Adventures in HPC and R: Going Parallel
Justin Harrington & Matias Salibian-Barrera
U NIVERSITY OF B RITISH C OLUMBIA
The R User Conference 2006

What is Parallel Computing?

• From Wikipedia:
"Parallel computing is the simultaneous execution of the same task (split up and specially adapted) on multiple processors in order to obtain faster results."

• Two specific situations:
• A multiprocessor machine
• A cluster of (homogeneous or heterogeneous) computers.

• R is inherently concurrent, even on a multiprocessor machine.
• S-Plus does have one function for multiprocessor machines.

Goal for todays talk:
To demonstrate the potential of incorporating parallel processing in tasks for which it is appropriate.
Example - Multiprocessor Machine
Features:
• Each process has the same home directory.
• Architecture is identical.
• R has the same libraries in the same locations.
• Data is passed through resident memory.

Example - Heterogeneous Cluster of Machines
Features:
• Each process may not have same home directory.
• Architecture might be different.
• R may not have the same libraries in the same locations.
• Data is passed through the network.

Implementation

PVM & MPI
• There are two common libraries:
• PVM: Parallel Virtual Machine
• MPI: Message Passing Interface

• Both are available through open-source for different architectures.

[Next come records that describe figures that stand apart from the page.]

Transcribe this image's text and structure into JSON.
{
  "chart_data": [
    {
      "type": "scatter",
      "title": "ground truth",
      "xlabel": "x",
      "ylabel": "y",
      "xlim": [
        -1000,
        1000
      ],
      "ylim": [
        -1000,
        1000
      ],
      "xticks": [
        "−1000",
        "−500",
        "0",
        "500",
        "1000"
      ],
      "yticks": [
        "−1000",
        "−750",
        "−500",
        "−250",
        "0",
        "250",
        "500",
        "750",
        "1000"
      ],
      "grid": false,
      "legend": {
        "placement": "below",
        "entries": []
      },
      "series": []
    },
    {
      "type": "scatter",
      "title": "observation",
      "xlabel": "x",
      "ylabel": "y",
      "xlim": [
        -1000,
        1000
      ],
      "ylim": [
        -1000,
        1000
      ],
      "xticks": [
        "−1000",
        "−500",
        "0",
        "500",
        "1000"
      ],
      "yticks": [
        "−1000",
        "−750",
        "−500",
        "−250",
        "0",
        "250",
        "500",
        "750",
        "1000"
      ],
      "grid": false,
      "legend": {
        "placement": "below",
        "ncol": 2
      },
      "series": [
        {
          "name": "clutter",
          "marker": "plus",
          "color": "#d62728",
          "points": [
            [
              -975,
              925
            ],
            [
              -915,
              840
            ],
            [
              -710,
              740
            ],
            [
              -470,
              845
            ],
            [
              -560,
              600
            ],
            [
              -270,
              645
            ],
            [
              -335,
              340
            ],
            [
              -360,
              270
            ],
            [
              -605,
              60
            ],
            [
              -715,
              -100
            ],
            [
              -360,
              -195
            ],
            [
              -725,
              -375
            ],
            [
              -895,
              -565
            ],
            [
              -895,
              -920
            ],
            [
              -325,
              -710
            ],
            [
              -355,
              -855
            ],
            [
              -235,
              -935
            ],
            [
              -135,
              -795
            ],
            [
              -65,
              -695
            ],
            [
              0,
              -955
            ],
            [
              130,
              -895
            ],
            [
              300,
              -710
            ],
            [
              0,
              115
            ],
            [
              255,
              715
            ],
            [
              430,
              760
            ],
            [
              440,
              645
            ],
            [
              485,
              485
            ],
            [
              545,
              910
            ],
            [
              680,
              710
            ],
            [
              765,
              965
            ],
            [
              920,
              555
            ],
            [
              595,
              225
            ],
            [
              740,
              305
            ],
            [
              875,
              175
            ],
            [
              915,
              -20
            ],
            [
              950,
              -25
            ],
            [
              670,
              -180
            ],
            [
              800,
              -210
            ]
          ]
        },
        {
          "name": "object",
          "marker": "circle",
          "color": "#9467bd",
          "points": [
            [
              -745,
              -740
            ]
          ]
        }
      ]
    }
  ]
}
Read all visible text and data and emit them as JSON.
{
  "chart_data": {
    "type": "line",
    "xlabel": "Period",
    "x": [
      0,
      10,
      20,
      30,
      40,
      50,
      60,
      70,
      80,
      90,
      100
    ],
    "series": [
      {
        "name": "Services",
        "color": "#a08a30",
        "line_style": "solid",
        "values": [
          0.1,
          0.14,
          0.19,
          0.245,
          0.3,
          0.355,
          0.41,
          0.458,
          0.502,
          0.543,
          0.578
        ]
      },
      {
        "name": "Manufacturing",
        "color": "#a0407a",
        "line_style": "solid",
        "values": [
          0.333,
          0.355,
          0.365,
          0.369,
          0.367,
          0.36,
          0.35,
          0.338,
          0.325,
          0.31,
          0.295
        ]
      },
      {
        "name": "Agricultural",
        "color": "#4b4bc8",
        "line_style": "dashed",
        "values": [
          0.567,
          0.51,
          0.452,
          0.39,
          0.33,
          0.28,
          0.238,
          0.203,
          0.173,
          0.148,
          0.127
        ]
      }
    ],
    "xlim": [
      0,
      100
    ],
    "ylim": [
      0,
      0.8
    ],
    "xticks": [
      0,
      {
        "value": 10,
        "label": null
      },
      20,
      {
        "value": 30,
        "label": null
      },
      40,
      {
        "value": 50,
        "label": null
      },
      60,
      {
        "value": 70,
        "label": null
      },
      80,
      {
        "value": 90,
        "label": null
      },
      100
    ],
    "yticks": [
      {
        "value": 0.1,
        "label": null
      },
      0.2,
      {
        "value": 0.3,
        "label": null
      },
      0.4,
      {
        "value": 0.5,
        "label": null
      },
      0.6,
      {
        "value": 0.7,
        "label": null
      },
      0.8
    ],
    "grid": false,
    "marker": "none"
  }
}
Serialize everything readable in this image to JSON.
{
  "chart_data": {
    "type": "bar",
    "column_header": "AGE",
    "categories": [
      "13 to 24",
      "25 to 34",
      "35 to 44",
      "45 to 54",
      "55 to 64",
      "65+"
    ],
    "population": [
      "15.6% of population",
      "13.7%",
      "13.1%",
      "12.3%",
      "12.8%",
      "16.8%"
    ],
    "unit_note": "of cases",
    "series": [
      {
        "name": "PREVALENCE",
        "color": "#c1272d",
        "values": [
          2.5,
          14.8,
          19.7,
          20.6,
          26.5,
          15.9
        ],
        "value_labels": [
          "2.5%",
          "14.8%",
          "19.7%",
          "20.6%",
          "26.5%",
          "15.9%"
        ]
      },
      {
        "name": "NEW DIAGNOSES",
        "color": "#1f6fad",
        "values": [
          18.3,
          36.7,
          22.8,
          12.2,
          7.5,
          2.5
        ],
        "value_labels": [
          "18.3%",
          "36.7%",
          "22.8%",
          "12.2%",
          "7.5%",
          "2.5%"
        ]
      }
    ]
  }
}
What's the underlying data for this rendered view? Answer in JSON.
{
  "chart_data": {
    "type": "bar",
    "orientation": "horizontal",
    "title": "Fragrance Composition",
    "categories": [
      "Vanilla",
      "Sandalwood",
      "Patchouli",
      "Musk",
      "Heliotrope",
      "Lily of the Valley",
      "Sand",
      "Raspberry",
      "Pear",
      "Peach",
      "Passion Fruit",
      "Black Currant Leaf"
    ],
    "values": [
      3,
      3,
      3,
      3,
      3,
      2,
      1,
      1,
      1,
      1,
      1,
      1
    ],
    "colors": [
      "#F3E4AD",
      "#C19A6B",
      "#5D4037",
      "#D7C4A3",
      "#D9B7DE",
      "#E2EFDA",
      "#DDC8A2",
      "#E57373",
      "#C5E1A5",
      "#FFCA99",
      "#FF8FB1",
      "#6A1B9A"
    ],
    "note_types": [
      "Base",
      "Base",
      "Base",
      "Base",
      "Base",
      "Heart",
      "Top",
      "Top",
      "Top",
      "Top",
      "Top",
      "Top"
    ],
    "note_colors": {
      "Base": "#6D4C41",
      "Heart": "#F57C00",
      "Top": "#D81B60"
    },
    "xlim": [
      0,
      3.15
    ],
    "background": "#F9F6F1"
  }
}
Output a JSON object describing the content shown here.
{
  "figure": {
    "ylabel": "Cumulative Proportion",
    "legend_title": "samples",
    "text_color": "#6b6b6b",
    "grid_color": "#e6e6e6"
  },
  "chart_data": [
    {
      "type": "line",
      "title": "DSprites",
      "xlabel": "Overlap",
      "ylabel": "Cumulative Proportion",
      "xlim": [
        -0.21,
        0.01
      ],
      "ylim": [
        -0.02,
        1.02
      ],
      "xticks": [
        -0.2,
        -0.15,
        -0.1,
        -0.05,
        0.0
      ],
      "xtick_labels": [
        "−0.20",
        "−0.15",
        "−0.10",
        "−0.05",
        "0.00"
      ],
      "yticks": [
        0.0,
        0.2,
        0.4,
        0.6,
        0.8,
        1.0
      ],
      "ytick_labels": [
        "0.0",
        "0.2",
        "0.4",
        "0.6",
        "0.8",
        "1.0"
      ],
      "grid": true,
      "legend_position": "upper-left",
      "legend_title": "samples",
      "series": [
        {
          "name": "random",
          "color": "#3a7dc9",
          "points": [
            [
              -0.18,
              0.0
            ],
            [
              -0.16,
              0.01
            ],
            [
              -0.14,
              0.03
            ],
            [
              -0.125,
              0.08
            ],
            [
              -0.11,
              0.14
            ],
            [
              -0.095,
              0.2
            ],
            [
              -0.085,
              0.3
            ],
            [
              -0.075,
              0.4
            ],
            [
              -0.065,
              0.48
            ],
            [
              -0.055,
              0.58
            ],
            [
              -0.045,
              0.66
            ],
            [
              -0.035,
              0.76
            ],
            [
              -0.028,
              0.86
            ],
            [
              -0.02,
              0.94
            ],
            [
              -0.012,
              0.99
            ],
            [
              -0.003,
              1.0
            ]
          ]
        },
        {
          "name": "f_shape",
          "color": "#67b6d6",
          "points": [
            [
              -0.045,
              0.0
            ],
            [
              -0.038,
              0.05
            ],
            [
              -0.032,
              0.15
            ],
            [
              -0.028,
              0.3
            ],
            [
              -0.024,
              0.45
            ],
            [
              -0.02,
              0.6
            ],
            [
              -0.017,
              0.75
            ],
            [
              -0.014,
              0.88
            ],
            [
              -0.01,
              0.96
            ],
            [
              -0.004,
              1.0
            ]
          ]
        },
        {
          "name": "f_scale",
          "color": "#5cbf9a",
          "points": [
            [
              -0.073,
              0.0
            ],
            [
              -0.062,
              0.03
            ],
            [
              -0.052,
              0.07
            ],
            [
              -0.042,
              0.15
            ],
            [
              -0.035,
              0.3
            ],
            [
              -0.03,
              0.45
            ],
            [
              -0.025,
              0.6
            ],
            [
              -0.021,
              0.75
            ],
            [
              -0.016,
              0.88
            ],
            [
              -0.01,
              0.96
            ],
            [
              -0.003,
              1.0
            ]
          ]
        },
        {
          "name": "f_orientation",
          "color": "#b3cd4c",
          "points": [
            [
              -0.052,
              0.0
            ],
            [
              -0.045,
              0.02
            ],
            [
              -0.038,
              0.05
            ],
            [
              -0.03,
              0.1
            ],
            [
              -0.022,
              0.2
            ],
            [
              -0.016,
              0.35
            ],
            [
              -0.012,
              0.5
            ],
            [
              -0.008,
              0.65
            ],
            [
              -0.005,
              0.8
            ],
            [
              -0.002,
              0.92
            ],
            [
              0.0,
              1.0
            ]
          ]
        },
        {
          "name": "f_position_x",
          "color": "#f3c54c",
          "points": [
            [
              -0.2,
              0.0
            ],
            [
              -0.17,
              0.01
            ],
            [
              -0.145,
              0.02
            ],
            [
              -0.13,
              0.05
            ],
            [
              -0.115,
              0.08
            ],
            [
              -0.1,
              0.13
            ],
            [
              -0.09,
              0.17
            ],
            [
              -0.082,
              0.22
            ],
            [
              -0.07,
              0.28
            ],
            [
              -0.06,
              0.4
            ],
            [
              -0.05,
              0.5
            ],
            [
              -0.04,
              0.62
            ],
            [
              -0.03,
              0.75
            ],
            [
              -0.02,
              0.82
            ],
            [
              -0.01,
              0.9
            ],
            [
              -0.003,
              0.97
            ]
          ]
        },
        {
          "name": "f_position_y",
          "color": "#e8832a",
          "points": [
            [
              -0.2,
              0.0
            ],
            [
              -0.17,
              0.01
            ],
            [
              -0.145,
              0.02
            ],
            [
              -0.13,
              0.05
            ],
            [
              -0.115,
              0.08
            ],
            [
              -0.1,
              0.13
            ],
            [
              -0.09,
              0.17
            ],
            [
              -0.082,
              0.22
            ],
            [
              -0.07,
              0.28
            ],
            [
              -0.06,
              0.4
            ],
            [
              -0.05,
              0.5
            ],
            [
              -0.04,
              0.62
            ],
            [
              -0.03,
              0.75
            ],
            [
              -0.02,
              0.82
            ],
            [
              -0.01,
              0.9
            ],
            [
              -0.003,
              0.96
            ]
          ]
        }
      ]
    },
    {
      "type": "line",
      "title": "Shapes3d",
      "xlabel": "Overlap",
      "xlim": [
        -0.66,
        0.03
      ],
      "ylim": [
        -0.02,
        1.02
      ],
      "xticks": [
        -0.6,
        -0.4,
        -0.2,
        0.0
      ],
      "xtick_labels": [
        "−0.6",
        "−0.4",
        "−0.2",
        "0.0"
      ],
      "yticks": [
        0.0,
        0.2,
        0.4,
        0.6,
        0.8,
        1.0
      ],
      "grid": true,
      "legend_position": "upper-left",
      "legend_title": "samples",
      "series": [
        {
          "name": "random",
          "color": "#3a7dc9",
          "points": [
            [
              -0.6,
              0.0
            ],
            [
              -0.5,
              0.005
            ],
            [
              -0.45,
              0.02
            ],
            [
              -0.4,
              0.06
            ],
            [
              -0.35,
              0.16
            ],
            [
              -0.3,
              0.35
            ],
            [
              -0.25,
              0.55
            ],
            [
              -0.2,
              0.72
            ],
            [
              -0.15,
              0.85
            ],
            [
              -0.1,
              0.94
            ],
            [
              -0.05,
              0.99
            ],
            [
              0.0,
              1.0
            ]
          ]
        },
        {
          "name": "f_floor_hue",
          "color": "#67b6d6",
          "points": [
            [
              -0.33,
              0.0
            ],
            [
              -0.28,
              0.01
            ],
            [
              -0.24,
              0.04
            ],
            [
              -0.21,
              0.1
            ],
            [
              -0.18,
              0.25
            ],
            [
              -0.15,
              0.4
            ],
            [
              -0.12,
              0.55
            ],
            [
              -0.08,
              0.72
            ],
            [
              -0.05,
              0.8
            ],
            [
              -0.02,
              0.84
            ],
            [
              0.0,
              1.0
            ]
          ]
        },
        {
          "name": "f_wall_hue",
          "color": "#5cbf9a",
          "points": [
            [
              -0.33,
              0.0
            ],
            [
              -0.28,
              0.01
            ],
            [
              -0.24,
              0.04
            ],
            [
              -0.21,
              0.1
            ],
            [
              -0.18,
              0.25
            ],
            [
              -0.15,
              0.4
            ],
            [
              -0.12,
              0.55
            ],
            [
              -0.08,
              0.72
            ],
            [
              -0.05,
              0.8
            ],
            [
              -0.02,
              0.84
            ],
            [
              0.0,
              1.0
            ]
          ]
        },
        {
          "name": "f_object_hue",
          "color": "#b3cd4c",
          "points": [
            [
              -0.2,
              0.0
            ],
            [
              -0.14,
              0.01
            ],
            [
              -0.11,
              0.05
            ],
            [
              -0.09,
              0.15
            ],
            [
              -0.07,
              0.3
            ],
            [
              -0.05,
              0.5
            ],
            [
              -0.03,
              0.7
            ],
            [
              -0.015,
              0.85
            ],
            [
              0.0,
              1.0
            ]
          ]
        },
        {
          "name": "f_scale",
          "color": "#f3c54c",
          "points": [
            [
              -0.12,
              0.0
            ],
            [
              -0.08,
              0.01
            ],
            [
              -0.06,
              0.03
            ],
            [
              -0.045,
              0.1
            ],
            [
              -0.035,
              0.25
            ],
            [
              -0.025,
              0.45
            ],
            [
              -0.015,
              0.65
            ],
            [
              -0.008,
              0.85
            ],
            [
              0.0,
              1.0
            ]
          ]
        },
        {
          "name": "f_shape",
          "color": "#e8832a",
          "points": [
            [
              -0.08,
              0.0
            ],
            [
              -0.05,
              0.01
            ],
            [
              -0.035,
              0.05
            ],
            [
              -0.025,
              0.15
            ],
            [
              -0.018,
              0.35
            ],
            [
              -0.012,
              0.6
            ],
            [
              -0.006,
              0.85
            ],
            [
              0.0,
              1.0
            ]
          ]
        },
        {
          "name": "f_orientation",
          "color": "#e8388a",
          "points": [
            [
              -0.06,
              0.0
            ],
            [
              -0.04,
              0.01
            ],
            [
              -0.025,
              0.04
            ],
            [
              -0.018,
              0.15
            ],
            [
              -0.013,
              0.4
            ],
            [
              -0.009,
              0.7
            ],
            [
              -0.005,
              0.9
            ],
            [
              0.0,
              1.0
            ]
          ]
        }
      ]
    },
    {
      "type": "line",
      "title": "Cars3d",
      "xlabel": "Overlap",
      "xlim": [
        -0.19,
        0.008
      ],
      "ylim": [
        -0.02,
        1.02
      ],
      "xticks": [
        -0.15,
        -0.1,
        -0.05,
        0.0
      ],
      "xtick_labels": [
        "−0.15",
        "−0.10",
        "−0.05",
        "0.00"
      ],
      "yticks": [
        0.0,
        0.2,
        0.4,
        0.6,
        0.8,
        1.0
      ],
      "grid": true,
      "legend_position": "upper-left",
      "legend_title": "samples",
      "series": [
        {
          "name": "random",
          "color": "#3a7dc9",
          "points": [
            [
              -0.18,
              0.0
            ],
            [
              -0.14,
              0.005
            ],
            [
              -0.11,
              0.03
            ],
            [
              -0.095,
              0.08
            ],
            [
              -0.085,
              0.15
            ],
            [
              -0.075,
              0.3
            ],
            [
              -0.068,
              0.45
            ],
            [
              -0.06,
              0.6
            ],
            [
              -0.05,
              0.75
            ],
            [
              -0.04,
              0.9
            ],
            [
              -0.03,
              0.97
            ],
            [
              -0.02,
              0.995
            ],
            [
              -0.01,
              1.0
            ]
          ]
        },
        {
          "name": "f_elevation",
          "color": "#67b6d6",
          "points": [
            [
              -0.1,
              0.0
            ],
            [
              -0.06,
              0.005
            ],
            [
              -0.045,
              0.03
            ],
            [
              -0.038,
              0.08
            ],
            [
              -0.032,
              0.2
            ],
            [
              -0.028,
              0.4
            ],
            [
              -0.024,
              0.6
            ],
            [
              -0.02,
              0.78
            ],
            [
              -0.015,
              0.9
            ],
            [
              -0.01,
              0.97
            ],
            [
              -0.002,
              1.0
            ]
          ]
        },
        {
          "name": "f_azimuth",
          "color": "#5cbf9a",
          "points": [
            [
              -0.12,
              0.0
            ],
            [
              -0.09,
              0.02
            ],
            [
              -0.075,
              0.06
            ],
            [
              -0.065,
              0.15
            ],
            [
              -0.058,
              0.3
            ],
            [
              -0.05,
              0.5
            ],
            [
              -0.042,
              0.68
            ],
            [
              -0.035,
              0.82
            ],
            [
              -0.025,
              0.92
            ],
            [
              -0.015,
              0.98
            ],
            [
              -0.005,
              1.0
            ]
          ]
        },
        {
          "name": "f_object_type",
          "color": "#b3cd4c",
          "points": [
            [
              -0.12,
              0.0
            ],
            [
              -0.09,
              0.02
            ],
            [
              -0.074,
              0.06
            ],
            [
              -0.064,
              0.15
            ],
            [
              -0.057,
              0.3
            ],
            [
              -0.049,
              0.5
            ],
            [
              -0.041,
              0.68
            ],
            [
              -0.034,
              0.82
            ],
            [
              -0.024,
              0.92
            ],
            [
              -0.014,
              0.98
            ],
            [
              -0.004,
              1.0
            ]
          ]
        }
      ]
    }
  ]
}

• Which to use? From Geist, Kohl & Papadopoulos (1996):
• MPI is expected to be faster within a large multiprocessor.
• PVM is better when applications will be run over heterogeneous networks.

• One of these programs need to be running on the host computer before R can send them tasks.

• Tasks have to be appropriate.
• Concurrent, not sequential.
• It is possible sometimes to take a process inherently sequential, and approximate with a concurrent process e.g. simulated annealing.

• In order to do parallel computation, two things are required:
• An interface on the O/S that can receive and distribute tasks; and
• A means of communicating with that program from within R.
Implementation

R Commands in snow

• In R there are three relevant packages:
• Rmpi - the interface to MPI;
• rpvm - the interface to PVM;
• snow - a "meta-package" with standardized functions.

• snow is an excellent introduction to parallel computation, and appropriate for "embarrassingly parallel" problems.
• All of these packages are available from CRAN.
• In a environment where the home directories are not the same, the required libraries have to be available on each host.

Commands in snow

Administrative Routines
create a new cluster of nodes makeCluster
shut down a cluster stopCluster
initialize random number streams clusterSetupSPRNG

High Level Routines
parallel lapply parLapply
parallel sapply parSapply
parallel apply parApply

Basic Routines
export variables to nodes clusterExport
call function to each node clusterCall
apply function to arguments on nodes clusterApply
load balanced clusterApply clusterApplyLB
evaluate expression on nodes clusterEvalQ
split vector into pieces for nodes clusterSplit
Example

Bootstrapping MM-regression estimators

• The function roblm (from the library of the same name) calculates the MM-regression estimators.
• Is also available in the library robustbase (see talk by Martin Mächler and Andreas Ruckstuhl).
• Can use bootstrapping to calculate the empirical density of ˆ β .

library(roblm)
X <- data.frame(y=rnorm(500),
x=matrix(rnorm(500*20), 500, 20))
samples <- list()
for (i in 1:200)
samples[[i]] <- X[sample(1:500, replace=TRUE),]
rdctrl <- roblm.control(compute.rd=FALSE)

Non-parallel - Takes 196.53 seconds

lapply(samples,
function(x,z) roblm(y~., data=x, control=z), z=rdctrl)

Parallel - 4 CPUS - Takes 54.52 seconds

cl <- makeCluster(4)
clusterEvalQ(cl, library(roblm))
clusterApplyLB(cl, samples,
function(x, z)
roblm(y~., data=x, control=z), z=rdctrl)
stopCluster(cl)